Hong Kong-based operator Business Aviation Asia Ltd. (BAA) this week launched a strategic partnership with Europe-based Luxaviation Group. The two companies will combine their resources to manage aircraft for business jet owners across Greater China and in other parts of the Asia Pacific region.
The deal announced this week at the ABACE show comes almost exactly 12 months after BAA took a 25 percent stake in NetJets China—a joint venture with U.S.-based fractional ownership and charter group NetJets. It is not clear whether BAA’s involvement with NetJets will change following the new alliance with Luxaviation, which operates a fleet of more than 260 aircraft around the world.
BAA, which has been operating aircraft in Asia for more than a decade, and Luxaviation signed an initial strategic cooperation deal in 2015. Luxaviation subsidiary ExecuJet operates 25 FBOs and 15 maintenance centers worldwide.
According to the partners, the joint venture will allow customers in Asia to take advantage of Luxaviation’s global network of business aviation support facilities and its charter fleet. “We are proud to have the opportunity to deliver our expertise to the fast-growing Asian and specifically the Chinese business jet market and support BAA to further improve its client services in the region.”

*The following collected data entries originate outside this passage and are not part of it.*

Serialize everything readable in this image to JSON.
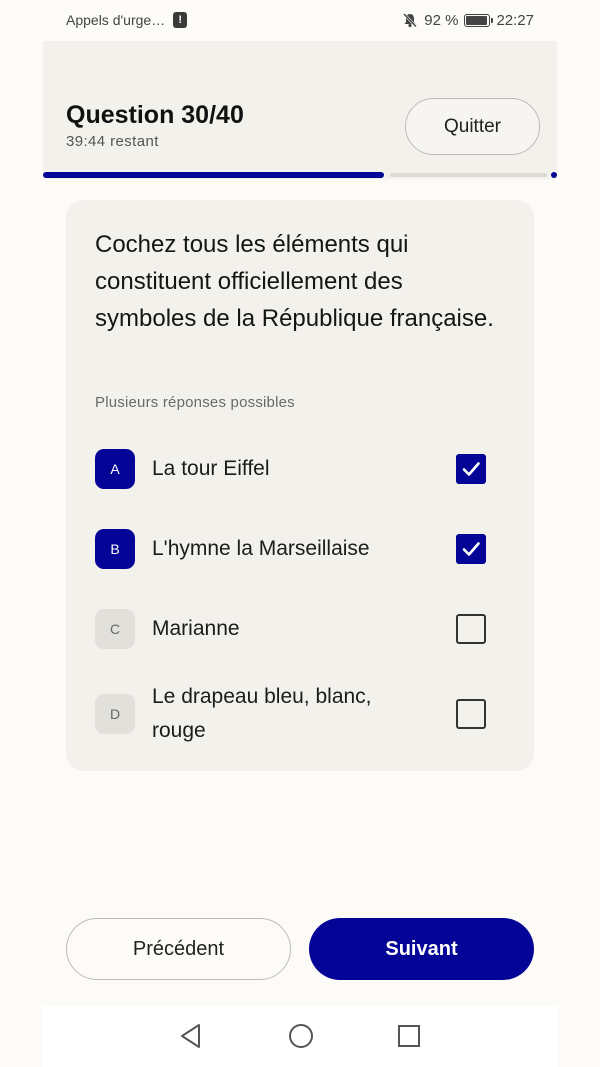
{
  "status_bar": {
    "left_text": "Appels d'urge…",
    "alert_glyph": "!",
    "battery_text": "92 %",
    "battery_level": 0.92,
    "time": "22:27",
    "icons": [
      "alert-icon",
      "bell-muted-icon",
      "battery-icon"
    ]
  },
  "header": {
    "question_label": "Question 30/40",
    "timer": "39:44 restant",
    "quit_label": "Quitter",
    "progress": 0.75
  },
  "question": {
    "text": "Cochez tous les éléments qui constituent officiellement des symboles de la République française.",
    "hint": "Plusieurs réponses possibles",
    "options": [
      {
        "letter": "A",
        "label": "La tour Eiffel",
        "checked": true
      },
      {
        "letter": "B",
        "label": "L'hymne la Marseillaise",
        "checked": true
      },
      {
        "letter": "C",
        "label": "Marianne",
        "checked": false
      },
      {
        "letter": "D",
        "label": "Le drapeau bleu, blanc, rouge",
        "checked": false
      }
    ]
  },
  "footer": {
    "prev_label": "Précédent",
    "next_label": "Suivant"
  },
  "colors": {
    "accent": "#040496",
    "card": "#f3f1ec",
    "background": "#fcfbf8"
  },
  "system_nav": {
    "icons": [
      "back-triangle-icon",
      "home-circle-icon",
      "recents-square-icon"
    ]
  }
}
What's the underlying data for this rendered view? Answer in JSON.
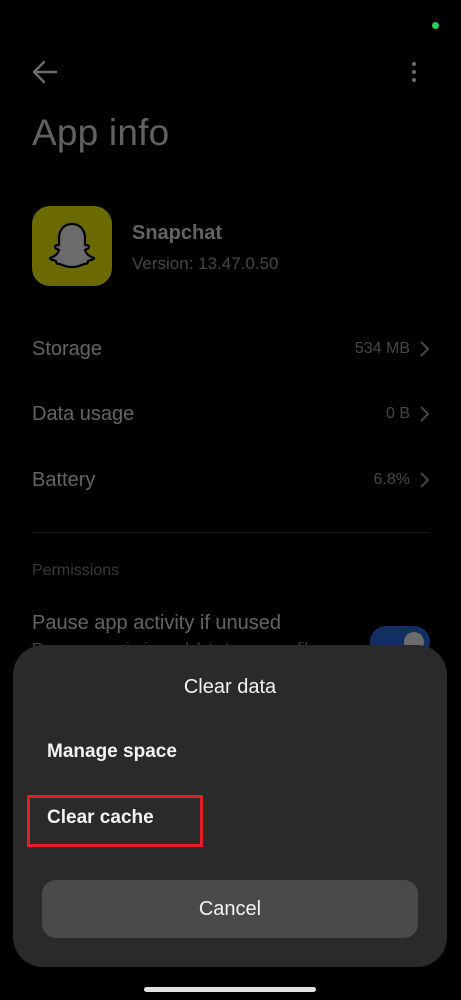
{
  "header": {
    "title": "App info"
  },
  "app": {
    "name": "Snapchat",
    "version": "Version: 13.47.0.50",
    "icon": "snapchat-ghost-icon",
    "brand_color": "#fffc00"
  },
  "rows": {
    "storage": {
      "label": "Storage",
      "value": "534 MB"
    },
    "data_usage": {
      "label": "Data usage",
      "value": "0 B"
    },
    "battery": {
      "label": "Battery",
      "value": "6.8%"
    }
  },
  "permissions": {
    "section_label": "Permissions",
    "pause_title": "Pause app activity if unused",
    "pause_subtitle": "Remove permissions, delete temporary files",
    "pause_enabled": true
  },
  "sheet": {
    "title": "Clear data",
    "manage_space": "Manage space",
    "clear_cache": "Clear cache",
    "cancel": "Cancel"
  },
  "colors": {
    "accent": "#2f6fe6",
    "highlight": "#e41e26",
    "status_dot": "#2bd15b"
  }
}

BAA is owned by CMIG Aviation, which is part of the China Minsheng Investment Group, a leading provider of finance to the business aviation sector in Asia. “This new strategic partnership in aviation services will undoubtedly help play a highly important role in the further growth and development of China’s business aviation market,” said CMIG Aviation president and BAA chairman Zhu Yimin. “The agreement will bring the combined private and business aviation expertise of East and West in one unified service offering, with the kindred companies able to support and complement each other’s operations across Europe and Asia.”